À l’usine Iveco Bus d’Annonay, en Ardèche, l’ambiance est de plus en plus tendue. Il y a un mois, après des débrayages pour les salaires qui ont bloqué les lignes, la direction a dû céder 30 euros d’augmentation minimale.

Si Iveco bat tous les records de ventes et de bénéfices, la direction ne veut pas que les ouvriers en voient la couleur. Depuis quinze jours, elle augmente les rythmes de travail en refusant toute embauche ferme. La tension croissante a entraîné des incidents dans certains ateliers, des arrêts de travail et même des démissions. Des bus sortent sans être terminés et s’accumulent sur les parkings avec des pièces manquantes.

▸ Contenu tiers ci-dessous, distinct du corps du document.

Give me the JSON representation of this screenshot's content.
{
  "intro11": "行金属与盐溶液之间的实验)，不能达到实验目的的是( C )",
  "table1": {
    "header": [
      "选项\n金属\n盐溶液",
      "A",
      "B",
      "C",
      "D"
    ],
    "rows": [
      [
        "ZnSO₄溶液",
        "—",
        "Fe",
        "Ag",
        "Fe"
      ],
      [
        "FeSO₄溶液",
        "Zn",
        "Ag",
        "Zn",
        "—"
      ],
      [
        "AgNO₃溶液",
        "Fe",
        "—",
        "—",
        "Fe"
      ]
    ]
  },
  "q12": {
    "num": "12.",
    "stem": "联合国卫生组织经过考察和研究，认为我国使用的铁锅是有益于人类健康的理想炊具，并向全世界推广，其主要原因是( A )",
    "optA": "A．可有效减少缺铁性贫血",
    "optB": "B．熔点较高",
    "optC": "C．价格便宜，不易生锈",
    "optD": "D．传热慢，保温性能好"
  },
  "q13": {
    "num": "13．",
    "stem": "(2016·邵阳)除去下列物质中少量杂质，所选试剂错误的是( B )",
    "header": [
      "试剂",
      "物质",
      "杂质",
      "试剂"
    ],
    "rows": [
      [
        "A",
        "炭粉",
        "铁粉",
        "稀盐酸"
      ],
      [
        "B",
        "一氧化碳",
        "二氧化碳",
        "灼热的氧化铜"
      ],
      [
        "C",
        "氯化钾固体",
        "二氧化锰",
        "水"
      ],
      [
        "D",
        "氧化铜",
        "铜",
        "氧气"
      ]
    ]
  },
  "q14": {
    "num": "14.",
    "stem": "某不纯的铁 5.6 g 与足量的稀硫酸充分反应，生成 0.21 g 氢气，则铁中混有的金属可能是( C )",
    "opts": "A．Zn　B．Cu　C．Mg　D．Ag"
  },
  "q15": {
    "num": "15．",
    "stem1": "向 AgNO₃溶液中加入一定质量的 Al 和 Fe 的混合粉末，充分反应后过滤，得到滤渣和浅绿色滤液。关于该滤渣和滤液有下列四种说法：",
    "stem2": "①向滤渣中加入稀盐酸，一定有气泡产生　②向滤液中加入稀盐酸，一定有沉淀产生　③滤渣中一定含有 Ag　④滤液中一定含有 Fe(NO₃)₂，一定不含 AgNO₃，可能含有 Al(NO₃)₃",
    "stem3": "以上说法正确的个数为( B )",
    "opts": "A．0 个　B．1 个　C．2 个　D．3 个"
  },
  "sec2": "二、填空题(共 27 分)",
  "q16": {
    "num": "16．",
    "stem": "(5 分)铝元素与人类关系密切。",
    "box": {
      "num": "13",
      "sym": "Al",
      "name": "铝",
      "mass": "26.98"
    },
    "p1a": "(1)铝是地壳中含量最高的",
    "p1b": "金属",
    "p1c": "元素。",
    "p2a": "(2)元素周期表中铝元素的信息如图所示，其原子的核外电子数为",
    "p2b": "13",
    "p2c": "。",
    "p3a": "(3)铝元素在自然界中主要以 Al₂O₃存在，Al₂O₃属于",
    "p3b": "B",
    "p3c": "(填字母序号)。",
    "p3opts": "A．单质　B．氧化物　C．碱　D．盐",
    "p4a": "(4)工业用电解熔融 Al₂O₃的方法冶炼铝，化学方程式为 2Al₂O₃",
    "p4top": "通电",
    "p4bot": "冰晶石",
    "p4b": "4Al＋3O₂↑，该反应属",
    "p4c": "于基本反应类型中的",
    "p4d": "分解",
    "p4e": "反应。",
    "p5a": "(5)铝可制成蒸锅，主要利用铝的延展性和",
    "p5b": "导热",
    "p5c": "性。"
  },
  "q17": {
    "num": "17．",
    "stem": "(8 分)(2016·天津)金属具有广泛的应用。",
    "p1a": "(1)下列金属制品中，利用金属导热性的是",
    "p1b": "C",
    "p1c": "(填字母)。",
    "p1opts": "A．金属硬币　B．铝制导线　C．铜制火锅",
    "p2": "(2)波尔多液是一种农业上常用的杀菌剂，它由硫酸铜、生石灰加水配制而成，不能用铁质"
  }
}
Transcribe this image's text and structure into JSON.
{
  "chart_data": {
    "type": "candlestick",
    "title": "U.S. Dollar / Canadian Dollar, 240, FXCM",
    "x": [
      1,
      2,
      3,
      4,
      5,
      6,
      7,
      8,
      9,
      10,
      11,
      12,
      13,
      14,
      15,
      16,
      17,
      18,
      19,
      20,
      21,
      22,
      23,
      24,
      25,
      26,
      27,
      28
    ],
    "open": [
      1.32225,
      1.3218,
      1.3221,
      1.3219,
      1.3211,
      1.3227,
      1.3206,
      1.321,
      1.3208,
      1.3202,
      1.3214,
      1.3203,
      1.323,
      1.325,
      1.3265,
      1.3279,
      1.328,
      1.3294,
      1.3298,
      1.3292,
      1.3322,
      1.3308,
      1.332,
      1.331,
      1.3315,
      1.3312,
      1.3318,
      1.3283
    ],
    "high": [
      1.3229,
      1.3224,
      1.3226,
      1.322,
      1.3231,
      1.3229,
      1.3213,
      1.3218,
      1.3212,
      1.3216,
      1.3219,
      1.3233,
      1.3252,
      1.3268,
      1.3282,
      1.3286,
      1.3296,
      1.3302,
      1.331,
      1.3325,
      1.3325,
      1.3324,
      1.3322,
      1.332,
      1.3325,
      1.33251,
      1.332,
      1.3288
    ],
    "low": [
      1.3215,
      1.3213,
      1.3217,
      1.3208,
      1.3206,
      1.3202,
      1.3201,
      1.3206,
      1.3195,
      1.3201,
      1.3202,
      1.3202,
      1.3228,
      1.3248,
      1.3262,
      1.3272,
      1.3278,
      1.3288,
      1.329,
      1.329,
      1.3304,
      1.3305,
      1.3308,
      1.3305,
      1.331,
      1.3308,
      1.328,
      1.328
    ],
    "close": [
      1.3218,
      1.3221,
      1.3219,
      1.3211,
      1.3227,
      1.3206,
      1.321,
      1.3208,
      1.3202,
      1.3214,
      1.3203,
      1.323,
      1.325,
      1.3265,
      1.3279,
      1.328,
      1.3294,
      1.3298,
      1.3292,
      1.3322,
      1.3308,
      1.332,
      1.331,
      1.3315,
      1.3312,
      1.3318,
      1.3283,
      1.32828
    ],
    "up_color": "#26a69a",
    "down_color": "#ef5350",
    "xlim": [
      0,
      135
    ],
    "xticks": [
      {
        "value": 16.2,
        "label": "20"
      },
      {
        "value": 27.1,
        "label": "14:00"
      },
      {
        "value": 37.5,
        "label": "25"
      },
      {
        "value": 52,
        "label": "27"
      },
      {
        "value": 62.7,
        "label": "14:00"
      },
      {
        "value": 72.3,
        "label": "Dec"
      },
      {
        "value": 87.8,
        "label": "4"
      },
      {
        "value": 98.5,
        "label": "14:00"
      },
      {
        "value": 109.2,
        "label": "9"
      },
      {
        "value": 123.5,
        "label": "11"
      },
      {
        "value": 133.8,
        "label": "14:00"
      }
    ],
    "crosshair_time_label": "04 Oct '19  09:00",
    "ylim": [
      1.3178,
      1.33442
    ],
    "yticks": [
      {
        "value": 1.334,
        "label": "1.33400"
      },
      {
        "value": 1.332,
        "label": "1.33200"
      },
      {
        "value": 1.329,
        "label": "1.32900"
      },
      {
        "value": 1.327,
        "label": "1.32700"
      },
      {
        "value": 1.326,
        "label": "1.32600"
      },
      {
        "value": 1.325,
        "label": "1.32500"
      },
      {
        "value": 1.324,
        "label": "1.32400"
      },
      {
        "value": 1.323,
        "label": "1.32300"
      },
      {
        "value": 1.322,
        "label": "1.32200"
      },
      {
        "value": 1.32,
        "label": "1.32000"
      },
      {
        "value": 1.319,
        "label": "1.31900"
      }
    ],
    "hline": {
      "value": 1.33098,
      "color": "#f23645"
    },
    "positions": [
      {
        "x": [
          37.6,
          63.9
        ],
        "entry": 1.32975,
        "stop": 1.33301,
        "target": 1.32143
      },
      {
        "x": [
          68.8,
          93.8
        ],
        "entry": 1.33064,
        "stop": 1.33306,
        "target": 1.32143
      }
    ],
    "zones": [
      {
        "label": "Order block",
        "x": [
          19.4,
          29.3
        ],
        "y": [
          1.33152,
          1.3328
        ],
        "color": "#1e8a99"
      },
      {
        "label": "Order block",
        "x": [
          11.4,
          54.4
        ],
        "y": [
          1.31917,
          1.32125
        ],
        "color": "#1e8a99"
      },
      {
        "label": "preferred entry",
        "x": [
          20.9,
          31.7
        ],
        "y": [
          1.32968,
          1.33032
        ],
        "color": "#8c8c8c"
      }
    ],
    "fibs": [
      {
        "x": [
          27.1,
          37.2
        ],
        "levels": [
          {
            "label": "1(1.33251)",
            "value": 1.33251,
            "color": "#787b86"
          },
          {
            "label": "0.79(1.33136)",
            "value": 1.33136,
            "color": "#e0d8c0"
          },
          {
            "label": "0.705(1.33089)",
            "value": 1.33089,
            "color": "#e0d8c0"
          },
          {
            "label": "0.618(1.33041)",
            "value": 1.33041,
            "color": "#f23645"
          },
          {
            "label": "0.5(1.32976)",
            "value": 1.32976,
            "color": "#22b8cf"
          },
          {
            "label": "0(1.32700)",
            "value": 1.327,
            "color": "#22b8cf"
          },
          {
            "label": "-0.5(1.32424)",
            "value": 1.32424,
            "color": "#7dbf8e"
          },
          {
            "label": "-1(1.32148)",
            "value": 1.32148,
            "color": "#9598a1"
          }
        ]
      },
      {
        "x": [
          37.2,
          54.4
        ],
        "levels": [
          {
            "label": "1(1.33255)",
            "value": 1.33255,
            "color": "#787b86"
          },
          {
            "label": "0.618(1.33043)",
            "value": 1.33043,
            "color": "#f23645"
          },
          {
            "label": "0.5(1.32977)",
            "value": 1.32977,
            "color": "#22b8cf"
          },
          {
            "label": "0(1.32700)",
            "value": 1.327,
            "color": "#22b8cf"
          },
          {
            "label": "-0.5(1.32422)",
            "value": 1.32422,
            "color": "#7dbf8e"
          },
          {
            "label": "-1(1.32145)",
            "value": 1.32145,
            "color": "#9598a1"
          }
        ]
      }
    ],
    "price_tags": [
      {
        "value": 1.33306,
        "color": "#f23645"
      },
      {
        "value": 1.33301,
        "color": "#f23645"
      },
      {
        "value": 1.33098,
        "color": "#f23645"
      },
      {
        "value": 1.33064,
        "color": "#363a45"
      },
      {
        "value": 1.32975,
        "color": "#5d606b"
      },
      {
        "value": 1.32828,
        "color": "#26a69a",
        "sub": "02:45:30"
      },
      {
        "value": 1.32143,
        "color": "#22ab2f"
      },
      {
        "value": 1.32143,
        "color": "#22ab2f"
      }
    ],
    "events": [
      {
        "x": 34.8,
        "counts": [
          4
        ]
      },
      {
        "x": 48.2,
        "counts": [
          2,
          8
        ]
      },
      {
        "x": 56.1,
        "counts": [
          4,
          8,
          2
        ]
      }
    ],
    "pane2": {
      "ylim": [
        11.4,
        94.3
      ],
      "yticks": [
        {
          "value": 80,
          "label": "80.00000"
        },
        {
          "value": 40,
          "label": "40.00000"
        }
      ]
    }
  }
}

Dans les ateliers, nombre d’ouvriers manifestent leur mécontentement en refusant d’accélérer le rythme. Comme l’a dit l’un d’eux : « C’est le chef qui passera une mauvaise journée. » D’ailleurs certains chefs eux-mêmes, excédés par les pressions de la direction, expriment leur mécontentement. Récemment, à l’appel de plusieurs syndicats, les ouvriers de plusieurs ateliers sont partis en débrayage et ont manifesté dans l’usine contre les hausses de cadences. Ils réclament des embauches et, pour eux, cela devrait commencer en proposant des CDI à tous les intérimaires. C’est une première riposte à l’offensive de la direction.